01. April 2019, von Michael Schöfer
Greta, pass auf!


Die 16-jährige Klimaaktivistin Greta Thunberg hat beim Fernsehpreis "Goldene Kamera" den neu geschaffenen "Sonderpreis Klimaschutz" verliehen bekommen. Das ist einerseits gut, weil die Aufmerksamkeit für ihr Anliegen nicht groß genug sein kann. Vielleicht erreicht sie so Menschen, die sie mit ihren "Fridays for Future"-Demos nicht erreichen würde. Andererseits ist der Grat, auf dem sie dabei wandelt, ziemlich schmal. Unter Umständen wird sie nämlich rasch vereinnahmt und dient dann bloß noch als Staffage. Motto: Wir haben ja was für die Umwelt getan, indem wir Greta in feierlichem Rahmen zu Wort kommen ließen, doch nun können wir wieder beruhigt mit unseren Luxus-Limousinen nach Hause fahren. Sinnentleert schmückt man sich mit ihr, weil sie gerade hip ist. Ein grünes Feigenblatt. Genau dieser Eindruck ist bei der "Goldenen Kamera" entstanden. Schlagendes Beispiel: Die Schauspielerin Milena Tscharntke bekam während der Sendung neben dem Nachwuchspreis einen SUV geschenkt. Bravo, ausgerechnet einen SUV. Vermutlich unbeabsichtigte Realsatire.
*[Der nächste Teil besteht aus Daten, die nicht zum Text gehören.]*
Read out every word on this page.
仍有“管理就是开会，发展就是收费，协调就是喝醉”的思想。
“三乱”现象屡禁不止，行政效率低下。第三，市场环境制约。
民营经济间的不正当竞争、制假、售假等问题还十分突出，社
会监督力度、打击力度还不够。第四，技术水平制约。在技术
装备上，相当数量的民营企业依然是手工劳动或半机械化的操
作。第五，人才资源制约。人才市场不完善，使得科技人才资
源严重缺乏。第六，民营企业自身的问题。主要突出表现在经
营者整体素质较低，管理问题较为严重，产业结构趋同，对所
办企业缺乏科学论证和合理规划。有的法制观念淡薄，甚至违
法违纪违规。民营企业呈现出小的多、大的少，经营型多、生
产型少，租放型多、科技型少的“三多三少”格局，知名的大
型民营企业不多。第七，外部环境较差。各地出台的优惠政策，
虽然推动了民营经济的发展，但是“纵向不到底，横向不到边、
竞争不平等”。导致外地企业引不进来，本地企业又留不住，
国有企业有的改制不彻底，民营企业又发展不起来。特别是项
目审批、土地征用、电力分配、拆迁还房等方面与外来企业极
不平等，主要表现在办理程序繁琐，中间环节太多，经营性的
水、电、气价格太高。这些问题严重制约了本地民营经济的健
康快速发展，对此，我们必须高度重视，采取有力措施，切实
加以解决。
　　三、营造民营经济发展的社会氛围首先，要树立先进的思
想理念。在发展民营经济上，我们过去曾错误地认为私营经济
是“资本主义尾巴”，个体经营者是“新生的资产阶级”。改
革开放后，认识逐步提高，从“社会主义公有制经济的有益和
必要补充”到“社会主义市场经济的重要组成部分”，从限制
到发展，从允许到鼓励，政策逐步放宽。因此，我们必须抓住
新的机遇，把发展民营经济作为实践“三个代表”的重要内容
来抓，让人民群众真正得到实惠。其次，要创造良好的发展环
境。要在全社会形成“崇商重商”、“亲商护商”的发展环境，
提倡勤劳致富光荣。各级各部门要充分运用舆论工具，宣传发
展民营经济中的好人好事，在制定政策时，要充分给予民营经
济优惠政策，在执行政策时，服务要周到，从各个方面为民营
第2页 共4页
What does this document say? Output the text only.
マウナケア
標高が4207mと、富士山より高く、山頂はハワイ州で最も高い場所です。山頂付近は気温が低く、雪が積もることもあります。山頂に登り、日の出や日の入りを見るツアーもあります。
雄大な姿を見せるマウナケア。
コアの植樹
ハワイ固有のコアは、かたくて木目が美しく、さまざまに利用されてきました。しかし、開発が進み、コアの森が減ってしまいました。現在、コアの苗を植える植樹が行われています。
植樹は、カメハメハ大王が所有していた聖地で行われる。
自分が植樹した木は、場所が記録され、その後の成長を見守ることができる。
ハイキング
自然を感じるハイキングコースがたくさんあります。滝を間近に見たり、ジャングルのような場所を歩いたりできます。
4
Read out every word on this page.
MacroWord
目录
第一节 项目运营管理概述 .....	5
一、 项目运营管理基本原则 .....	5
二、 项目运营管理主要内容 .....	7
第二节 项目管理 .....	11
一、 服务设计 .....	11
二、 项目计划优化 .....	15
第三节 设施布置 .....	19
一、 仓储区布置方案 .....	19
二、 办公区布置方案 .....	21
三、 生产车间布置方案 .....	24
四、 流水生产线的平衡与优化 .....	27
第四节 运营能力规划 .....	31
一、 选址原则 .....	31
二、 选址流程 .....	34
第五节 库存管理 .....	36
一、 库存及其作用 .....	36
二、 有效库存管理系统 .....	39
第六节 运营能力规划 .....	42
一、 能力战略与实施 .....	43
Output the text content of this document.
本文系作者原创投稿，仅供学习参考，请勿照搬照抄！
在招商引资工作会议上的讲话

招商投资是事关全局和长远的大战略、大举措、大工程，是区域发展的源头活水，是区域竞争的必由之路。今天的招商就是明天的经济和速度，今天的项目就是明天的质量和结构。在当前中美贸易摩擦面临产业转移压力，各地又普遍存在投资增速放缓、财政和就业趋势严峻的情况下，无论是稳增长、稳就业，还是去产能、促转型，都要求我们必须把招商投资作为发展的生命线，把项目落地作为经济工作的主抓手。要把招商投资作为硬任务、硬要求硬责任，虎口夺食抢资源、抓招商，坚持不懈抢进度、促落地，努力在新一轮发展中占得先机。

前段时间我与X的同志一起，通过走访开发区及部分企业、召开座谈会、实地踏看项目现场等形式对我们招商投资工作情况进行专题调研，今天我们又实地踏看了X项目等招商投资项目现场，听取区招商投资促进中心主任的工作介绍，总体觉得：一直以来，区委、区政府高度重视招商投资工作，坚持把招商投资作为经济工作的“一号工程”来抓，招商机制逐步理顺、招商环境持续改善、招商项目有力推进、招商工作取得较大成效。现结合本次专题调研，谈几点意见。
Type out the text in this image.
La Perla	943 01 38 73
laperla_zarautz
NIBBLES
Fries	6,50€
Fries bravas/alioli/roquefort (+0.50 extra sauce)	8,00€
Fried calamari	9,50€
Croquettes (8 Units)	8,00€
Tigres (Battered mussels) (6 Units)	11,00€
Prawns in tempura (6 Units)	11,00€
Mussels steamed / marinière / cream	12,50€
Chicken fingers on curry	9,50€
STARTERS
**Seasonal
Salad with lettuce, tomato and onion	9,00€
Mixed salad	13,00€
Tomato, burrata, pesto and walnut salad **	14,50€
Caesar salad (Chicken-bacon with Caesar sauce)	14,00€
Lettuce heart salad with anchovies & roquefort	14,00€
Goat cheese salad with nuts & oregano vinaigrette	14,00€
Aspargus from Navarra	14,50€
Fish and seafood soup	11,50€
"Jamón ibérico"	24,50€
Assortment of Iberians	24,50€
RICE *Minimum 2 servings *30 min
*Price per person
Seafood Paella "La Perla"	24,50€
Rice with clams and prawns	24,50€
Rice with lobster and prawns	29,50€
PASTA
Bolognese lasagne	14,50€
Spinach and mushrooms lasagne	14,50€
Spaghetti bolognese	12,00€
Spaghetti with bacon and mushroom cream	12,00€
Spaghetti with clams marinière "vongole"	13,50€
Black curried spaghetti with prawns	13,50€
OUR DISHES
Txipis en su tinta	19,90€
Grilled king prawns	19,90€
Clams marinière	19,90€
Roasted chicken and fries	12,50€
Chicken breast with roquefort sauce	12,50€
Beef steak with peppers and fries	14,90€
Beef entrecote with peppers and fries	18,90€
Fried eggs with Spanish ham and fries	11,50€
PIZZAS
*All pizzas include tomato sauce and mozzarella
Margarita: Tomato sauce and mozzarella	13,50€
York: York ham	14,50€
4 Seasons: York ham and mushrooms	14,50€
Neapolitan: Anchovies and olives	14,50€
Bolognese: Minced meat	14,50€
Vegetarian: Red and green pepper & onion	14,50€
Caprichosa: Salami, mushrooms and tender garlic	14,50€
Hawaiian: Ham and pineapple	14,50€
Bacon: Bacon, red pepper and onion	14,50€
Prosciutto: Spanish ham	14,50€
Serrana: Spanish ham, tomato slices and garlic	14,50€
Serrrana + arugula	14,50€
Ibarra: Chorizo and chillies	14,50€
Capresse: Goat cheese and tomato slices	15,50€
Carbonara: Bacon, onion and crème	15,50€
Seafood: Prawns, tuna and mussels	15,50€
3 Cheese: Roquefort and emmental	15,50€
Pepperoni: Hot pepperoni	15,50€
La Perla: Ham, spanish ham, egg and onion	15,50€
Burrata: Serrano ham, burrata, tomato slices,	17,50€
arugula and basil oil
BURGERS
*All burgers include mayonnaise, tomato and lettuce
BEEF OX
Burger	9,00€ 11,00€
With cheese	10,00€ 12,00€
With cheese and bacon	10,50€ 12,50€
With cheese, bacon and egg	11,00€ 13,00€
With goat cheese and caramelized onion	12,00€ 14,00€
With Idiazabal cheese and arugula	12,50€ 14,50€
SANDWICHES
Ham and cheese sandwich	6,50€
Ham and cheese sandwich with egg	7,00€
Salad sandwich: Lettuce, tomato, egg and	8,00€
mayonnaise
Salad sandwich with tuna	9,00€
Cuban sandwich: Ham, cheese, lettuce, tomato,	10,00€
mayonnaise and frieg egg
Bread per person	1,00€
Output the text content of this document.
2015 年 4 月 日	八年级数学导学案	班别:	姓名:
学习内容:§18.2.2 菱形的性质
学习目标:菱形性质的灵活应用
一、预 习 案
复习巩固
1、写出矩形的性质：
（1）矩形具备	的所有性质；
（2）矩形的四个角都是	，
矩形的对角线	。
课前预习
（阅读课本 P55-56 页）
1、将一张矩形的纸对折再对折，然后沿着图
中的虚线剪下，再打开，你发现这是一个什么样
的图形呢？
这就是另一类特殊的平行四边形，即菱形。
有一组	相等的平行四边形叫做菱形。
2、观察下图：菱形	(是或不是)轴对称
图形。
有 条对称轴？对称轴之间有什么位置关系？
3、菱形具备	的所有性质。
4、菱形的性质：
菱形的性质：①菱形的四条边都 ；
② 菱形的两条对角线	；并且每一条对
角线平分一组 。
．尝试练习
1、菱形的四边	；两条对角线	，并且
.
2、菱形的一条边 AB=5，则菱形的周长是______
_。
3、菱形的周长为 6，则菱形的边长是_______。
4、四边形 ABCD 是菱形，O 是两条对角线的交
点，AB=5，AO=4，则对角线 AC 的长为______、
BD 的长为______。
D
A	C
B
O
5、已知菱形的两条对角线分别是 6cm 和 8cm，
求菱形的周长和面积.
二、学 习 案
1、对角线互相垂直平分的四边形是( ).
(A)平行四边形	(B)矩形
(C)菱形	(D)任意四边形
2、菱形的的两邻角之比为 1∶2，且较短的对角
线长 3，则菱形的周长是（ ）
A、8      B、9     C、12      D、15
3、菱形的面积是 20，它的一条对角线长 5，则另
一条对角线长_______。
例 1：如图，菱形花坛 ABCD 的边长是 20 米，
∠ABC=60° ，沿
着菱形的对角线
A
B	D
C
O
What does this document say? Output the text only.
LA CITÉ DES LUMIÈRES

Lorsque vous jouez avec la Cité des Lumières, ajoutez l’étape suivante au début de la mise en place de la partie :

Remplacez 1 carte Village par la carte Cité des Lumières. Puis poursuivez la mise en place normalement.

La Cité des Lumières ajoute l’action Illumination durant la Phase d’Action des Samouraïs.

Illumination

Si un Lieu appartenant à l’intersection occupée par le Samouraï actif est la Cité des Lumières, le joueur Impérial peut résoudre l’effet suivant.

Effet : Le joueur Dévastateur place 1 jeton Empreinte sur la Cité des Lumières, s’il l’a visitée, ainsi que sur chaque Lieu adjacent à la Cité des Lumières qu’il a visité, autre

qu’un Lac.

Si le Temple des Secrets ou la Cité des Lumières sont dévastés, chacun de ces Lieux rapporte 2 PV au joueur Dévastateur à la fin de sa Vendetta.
"Da ist mir zu viel Mode dabei, wenn schon die Schickeria ihren Porsche gegen einen 2CV umtauscht, dann muss etwas faul sein, an der großen Revolution. Weil, mitlaufen, ohne zu denken, das kann halt nicht gut sein. Auch nicht, für eine gute Sache", ließ Konstantin Wecker 1977 seinen "Willy" im gleichnamigen Lied bekennen. Stimmt, inzwischen hängen ja auch schon Che Guevara-Plakate an allen möglichen oder unmöglichen Orten, der argentinisch-kubanische Revolutionär ist halt Kult geworden. Für was er ehedem gekämpft hat, ist vollkommen nebensächlich. Seine fragwürdigen Methoden ebenfalls. Das ikonische Bild des Comandante findet man mittlerweile auf Tassen, Lampenschirmen, Armbanduhren, Aschenbechern oder Einkaufstaschen. Kitsch as Kitsch can. Amazon verscherbelt sogar eine iPhone-Hülle mit seinem Konterfei. Das luxuriöse Aushängeschild des Kapitalismus und gemessen an der Marktkapitalisierung zweitteuerste Unternehmen der Welt passt ja auch so gut zum Image Che Guevaras. (Achtung: Ironie!) Für die, die es nicht wissen: Man kann Che viel vorwerfen, aber nicht, dass er sich aus Besitz etwas gemacht hätte.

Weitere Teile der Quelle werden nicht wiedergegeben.